Usage

Darshan job summary tool

As a starting point, users can use PyDarshan to generate detailed summary HTML reports of I/O activity for a given Darshan log. Usage of this job summary tool is described below.

usage: darshan summary [-h] [--output OUTPUT] [--enable_dxt_heatmap] log_path

Generates a Darshan Summary Report

positional arguments:
  log_path              Specify path to darshan log.

optional arguments:
  -h, --help            show this help message and exit
  --output OUTPUT       Specify output filename.
  --enable_dxt_heatmap  Enable DXT-based versions of I/O activity heatmaps.

For example, the following command would generate an HTML job summary report for a Darshan log file named example.darshan.

$ python -m darshan summary example.darshan

If --output option is not specified, the output HTML report will be based on the input log file name (i.e., the above command would generate an HTML report named example_report.html).

Darshan Report interface

Users can use the Darshan Report interface to help develop custom log analysis tools. The example below demonstrates how to use this interface to open a Darshan log file, read in log metadata and instrumentation records, and export record data to a pandas DataFrame.

import darshan

# open a Darshan log file and read all data stored in it
with darshan.DarshanReport(filename, read_all=True) as report:

    # print the metadata dict for this log
    print("metadata: ", report.metadata)
    # print job runtime and nprocs
    print("run_time: ", report.metadata['job']['run_time'])
    print("nprocs: ", report.metadata['job']['nprocs'])

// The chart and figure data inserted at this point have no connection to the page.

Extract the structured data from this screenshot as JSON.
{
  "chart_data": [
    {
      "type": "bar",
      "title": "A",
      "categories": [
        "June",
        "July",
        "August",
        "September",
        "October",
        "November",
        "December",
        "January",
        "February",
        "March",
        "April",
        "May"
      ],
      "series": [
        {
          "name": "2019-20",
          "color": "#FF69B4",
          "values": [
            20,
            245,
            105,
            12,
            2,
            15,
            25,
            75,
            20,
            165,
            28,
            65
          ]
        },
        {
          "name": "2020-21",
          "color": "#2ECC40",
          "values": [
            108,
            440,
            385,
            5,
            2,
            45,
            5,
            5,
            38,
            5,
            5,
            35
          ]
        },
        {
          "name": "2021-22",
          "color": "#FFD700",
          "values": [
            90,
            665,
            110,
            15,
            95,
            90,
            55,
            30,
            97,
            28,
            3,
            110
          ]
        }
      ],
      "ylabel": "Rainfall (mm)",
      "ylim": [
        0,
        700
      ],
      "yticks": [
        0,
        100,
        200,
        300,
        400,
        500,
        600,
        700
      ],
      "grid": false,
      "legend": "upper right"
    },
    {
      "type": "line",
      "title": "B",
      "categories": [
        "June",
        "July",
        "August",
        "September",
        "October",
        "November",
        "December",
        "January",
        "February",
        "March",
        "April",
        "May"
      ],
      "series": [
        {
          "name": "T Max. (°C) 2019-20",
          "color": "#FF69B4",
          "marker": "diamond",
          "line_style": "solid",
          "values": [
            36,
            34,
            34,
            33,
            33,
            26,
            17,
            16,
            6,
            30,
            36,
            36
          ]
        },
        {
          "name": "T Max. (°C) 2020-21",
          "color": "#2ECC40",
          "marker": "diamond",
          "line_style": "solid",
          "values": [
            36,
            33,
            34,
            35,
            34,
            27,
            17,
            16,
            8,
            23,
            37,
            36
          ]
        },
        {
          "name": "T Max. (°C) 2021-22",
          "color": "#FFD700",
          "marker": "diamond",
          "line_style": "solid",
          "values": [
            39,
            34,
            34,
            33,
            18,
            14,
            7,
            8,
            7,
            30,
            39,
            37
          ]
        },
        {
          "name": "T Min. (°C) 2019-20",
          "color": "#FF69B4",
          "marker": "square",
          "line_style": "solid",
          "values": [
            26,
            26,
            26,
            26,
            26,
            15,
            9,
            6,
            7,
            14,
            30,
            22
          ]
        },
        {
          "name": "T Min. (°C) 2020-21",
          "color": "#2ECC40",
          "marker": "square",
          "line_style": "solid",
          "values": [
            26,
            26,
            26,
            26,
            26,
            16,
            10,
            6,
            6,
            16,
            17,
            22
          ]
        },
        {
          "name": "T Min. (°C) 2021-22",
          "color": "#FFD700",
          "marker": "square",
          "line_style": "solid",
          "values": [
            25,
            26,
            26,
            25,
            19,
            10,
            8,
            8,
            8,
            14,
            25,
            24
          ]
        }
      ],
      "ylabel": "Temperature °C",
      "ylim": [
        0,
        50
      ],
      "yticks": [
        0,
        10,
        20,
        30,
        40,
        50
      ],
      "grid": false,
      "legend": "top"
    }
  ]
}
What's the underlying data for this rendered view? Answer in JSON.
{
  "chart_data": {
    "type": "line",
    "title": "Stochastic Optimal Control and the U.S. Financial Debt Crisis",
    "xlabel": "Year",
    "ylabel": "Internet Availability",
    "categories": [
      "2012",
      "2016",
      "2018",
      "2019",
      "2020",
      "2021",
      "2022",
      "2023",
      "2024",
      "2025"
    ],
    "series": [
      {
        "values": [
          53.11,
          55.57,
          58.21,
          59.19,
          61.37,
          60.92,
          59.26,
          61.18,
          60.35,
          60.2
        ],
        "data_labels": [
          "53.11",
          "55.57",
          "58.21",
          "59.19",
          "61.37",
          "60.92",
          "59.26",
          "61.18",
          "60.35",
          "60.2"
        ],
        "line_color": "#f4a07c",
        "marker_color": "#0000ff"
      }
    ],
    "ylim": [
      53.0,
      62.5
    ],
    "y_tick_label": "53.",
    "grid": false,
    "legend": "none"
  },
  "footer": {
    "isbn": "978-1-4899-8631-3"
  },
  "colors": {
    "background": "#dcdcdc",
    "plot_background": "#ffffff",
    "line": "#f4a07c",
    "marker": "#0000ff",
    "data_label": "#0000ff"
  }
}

    # print modules contained in the report
    print("modules: ", list(report.modules.keys()))

    # export POSIX module records to DataFrame and print
    posix_df = report.records['POSIX'].to_df()
    print("POSIX df: ", posix_df)

Darshan CFFI backend interface

Generally, it is more convenient to access a Darshan log from Python using the Report interface, which also caches already fetched information such as log records on a per-module basis. If this seems like an unwanted overhead, the CFFI interface can be used directly to gain fine-grained control over what log data is being loaded.

The example below demonstrates some usage of the CFFI backend for opening a log file and accessing different types of log data:

import darshan.backend.cffi_backend as darshanll

log = darshanll.log_open("example.darshan")

# Access various job information
darshanll.log_get_job(log)
# Example Return:
# {'jobid': 4478544,
# 'uid': 69615,
# 'start_time': 1490000867,
# 'end_time': 1490000983,
# 'metadata': {'lib_ver': '3.1.3', 'h': 'romio_no_indep_rw=true;cb_nodes=4'}}


# Access available modules and modules
darshanll.log_get_modules(log)
# Example Return:
# {'POSIX': {'len': 186, 'ver': 3, 'idx': 1},
#  'MPI-IO': {'len': 154, 'ver': 2, 'idx': 2},
#  'LUSTRE': {'len': 87, 'ver': 1, 'idx': 6},
#  'STDIO': {'len': 3234, 'ver': 1, 'idx': 7}}

# Access different record types as numpy arrays, with integer and float counters separated
# Example Return: {'counters': array([...], dtype=uint64), 'fcounters': array([...])}
posix_record = darshanll.log_get_record(log, "POSIX")
mpiio_record = darshanll.log_get_record(log, "MPI-IO")
stdio_record = darshanll.log_get_record(log, "STDIO")
# ...

darshanll.log_close(log)